Die Fraktionsspitzen von Grünen und CDU pflanzen als Symbol für nachhaltige Zusammenarbeit einen Baum vor dem Landtag. Foto: dpa

Schwarze Trauben und Kiwis sind passé, jetzt gibt es Butterbrezeln. Grüne und CDU feiern, dass sie das erste Jahr ihrer Koalition geschafft haben. Ausgelassene Freude will beim Fest im Landtag aber nicht aufkommen.

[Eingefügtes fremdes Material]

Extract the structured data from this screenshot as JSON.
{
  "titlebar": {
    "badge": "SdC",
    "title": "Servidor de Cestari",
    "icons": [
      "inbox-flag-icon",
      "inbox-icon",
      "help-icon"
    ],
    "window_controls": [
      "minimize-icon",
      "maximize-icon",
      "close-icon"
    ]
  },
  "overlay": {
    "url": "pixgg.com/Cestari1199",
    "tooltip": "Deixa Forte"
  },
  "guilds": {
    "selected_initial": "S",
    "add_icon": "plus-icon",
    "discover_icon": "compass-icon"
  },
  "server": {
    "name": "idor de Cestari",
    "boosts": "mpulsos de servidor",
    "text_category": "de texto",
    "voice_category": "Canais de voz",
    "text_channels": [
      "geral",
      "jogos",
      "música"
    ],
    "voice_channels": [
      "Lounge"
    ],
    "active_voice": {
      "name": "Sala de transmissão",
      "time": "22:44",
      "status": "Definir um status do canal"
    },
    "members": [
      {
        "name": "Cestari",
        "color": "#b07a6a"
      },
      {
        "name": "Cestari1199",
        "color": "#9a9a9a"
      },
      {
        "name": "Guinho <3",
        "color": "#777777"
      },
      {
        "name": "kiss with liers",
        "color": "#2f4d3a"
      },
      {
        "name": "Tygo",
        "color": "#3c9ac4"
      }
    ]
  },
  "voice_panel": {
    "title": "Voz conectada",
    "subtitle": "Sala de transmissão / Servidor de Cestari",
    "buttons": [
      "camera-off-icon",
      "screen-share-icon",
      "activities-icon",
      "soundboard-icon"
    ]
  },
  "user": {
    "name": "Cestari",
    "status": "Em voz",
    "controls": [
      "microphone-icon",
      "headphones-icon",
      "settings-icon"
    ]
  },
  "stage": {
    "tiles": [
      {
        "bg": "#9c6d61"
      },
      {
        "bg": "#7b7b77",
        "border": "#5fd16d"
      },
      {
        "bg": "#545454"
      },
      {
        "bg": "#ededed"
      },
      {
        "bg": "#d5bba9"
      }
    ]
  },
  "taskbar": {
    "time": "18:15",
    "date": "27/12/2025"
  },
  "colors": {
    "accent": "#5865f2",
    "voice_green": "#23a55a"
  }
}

Stuttgart - „Grenzenlos glücklich“, steht unter den bunten Bildern auf den Stellwänden im Landtagsfoyer, in dem die Regierungsfraktionen von Grünen und CDU am Dienstag den ersten Jahrestag ihrer Koalition gefeiert haben. Doch das Motto bezieht sich nicht auf die Papierhochzeit von grün-schwarz, wie man im Duktus der Ehejubiläen sagen würde, es ist der Titel einer Ausstellung, die derzeit im Landtag gezeigt wird. Die spielt mit Flaggen und hat mit Grün-Schwarz gar nichts zu tun.

Die erste grün-schwarze Regierungskoalition gleicht nach einem Jahr eher einem Zweckbündnis. Die Fraktionschefs Andreas Schwarz (Grüne) und Wolfgang Reinhart (CDU) haben zum Frühstück geladen. Vorbei die Zeiten, als wie vor einem Jahr bei der Präsentation des Koalitionsvertrags grüne Kiwi und schwarze Trauben symbolträchtig die Tische zierten. Jetzt gibt es Butterbrezeln, Müsli, Fruchtsalat und belegte Brötchen. Man ist im nüchternen Alltag angekommen. Man hat ein Butterbrezelverhältnis.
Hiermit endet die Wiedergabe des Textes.